Several of those factors were evident in April. The FMMO April 2021 Class III and Class IV milk prices were $17.67 per cwt and $15.42 per cwt, respectively, a gap of $2.25 per cwt. The April Class III milk price was also above the Class I base price for the month at $15.51 per cwt.

Those class price relationships provided incentives for depooling the higher-valued Class III milk. On both a volume and percentage basis, April levels of Class III milk utilization (Table 2) and pooling were steady or lower than March levels in almost all FMMOs.

FMMO depooling effect

On a volume basis, total Class III milk pooled across all FMMOs in April 2021 was about 1.37 billion pounds, down from 4.55 billion pounds a year earlier, just prior to major milk marketing disruptions caused by COVID-19.

On a percentage basis, Class III utilization was about 13% of all FMMO milk marketings in April 2021, well below the 33% pre-pandemic utilization rate in April 2020 and far below the average of 41% for all of 2019.

Bozic and Cornell University dairy economist Christopher Wolf have teamed up to produce a comprehensive working paper (Negative Producer Price Differentials in Federal Milk Marketing Orders: Explanations, Implications and Policy Options) and a shorter informational letter (Analysis of Producer Price Differentials for March 2021).
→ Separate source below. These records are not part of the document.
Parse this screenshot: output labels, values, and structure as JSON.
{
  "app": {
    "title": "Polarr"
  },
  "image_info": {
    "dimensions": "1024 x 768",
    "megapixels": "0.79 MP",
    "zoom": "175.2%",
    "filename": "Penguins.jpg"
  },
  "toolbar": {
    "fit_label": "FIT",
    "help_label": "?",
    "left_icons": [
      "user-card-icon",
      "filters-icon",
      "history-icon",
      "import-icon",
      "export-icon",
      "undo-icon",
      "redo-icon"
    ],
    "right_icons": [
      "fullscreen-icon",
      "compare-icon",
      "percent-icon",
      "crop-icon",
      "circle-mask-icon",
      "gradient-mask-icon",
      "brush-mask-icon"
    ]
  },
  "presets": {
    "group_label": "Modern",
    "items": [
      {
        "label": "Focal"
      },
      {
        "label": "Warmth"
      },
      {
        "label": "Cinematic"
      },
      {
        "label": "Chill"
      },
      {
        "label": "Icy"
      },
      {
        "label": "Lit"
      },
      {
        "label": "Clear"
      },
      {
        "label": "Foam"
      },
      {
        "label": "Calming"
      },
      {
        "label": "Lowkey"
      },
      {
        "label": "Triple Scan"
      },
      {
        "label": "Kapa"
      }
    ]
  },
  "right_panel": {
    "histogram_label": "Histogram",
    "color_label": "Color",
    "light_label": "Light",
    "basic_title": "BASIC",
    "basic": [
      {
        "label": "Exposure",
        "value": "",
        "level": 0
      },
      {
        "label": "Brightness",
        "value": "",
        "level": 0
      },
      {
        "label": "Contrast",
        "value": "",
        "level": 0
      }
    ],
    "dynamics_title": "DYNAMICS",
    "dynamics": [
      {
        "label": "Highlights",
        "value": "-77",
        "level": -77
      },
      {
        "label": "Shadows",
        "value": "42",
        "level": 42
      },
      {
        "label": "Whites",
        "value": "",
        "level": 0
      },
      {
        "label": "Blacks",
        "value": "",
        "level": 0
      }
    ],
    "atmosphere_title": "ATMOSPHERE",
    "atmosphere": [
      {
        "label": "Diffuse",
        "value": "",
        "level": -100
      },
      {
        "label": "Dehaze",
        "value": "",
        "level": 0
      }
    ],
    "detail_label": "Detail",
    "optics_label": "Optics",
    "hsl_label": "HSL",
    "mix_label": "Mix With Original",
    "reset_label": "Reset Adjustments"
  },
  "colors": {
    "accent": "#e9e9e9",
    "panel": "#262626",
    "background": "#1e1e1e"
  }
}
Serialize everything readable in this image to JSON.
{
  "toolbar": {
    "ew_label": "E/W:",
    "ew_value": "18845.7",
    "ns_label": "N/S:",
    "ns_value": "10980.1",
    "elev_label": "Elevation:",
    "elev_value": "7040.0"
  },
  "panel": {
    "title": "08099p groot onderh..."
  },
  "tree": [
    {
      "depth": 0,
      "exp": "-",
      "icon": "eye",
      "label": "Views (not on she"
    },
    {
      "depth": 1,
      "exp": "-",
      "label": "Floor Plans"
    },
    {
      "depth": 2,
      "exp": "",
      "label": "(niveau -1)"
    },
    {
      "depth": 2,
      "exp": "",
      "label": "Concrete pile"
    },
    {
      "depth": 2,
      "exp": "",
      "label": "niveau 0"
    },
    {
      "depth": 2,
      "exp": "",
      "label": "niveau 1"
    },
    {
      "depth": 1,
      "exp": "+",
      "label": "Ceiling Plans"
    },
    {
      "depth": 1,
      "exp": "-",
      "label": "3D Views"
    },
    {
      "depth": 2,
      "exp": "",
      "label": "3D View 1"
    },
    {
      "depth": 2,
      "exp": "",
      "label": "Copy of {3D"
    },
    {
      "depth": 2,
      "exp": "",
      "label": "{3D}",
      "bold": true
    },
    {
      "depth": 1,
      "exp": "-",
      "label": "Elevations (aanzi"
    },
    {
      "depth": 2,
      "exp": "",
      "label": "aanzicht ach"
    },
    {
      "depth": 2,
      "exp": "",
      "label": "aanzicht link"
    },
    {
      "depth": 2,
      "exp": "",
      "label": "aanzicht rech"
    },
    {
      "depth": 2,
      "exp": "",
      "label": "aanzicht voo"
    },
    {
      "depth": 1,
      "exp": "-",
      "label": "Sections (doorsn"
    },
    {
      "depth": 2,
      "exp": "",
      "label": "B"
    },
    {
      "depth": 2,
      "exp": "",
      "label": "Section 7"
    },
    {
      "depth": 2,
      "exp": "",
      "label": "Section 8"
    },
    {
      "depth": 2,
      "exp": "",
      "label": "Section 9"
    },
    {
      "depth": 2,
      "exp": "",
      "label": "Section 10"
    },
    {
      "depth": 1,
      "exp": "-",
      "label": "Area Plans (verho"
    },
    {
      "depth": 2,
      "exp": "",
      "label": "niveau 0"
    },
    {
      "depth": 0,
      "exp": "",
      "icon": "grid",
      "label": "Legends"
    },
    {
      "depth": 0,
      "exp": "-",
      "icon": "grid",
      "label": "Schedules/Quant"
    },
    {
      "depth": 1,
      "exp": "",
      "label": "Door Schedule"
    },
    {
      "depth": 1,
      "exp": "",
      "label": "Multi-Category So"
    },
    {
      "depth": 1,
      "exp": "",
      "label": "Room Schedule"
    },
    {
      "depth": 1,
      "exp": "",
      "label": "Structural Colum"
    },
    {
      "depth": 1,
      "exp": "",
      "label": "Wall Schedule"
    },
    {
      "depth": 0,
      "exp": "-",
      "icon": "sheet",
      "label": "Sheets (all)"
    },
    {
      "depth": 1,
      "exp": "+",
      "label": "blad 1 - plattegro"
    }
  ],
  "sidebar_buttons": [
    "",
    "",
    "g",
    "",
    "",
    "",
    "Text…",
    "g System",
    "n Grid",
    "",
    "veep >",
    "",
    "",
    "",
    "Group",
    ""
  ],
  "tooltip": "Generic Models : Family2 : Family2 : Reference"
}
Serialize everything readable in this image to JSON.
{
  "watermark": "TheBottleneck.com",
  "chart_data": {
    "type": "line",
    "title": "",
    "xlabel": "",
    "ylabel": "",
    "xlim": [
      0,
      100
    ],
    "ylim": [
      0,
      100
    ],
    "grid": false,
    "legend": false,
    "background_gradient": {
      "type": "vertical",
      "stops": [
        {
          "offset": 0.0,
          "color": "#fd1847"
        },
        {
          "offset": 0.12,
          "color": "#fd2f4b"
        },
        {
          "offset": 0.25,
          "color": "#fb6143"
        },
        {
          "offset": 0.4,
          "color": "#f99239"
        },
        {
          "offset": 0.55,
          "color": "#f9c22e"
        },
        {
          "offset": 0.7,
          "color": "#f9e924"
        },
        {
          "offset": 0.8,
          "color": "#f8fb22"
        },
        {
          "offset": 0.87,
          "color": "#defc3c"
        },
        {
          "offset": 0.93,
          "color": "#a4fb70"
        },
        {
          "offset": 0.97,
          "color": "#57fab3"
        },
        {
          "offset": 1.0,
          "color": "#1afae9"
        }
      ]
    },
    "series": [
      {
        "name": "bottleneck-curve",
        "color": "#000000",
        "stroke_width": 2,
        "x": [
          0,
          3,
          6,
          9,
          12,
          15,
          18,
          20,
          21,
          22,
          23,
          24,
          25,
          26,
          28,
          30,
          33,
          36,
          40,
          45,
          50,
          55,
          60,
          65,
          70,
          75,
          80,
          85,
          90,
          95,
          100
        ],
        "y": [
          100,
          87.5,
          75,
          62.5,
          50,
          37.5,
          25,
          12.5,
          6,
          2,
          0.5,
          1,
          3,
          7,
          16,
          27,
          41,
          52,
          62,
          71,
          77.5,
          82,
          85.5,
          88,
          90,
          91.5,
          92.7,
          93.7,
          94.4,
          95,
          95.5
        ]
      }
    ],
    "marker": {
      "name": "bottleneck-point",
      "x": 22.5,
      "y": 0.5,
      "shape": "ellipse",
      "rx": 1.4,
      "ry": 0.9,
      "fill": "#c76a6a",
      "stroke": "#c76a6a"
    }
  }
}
Both articles are also posted on the Program on Dairy Markets and Policy website.

Looking ahead

The FMMO Class III-Class IV price spread averaged $2.27 per cwt in the first quarter of 2021. As a simple predictor of PPDs and FMMO pooling behavior, Chicago Mercantile Exchange (CME) futures prices indicate that spread will grow wider in the second quarter of 2021 to about $2.56 per cwt, based on Class III-Class IV milk futures prices at the close of trading on May 13. From there, the spread tightens to $2.13 per cwt in the third quarter and closes to $1.13 per cwt in the fourth quarter for an annual average of about $2.02 per cwt, still above historical averages but far less volatile than last year. The 2020 Class III-Class IV price gap averaged $4.68 per cwt in 2020 and averaged more than $8 per cwt between June-November.

The spread, impacting the Class I mover, PPDs and depooling, are the subjects of calls for a potential FMMO hearing and/or USDA intervention.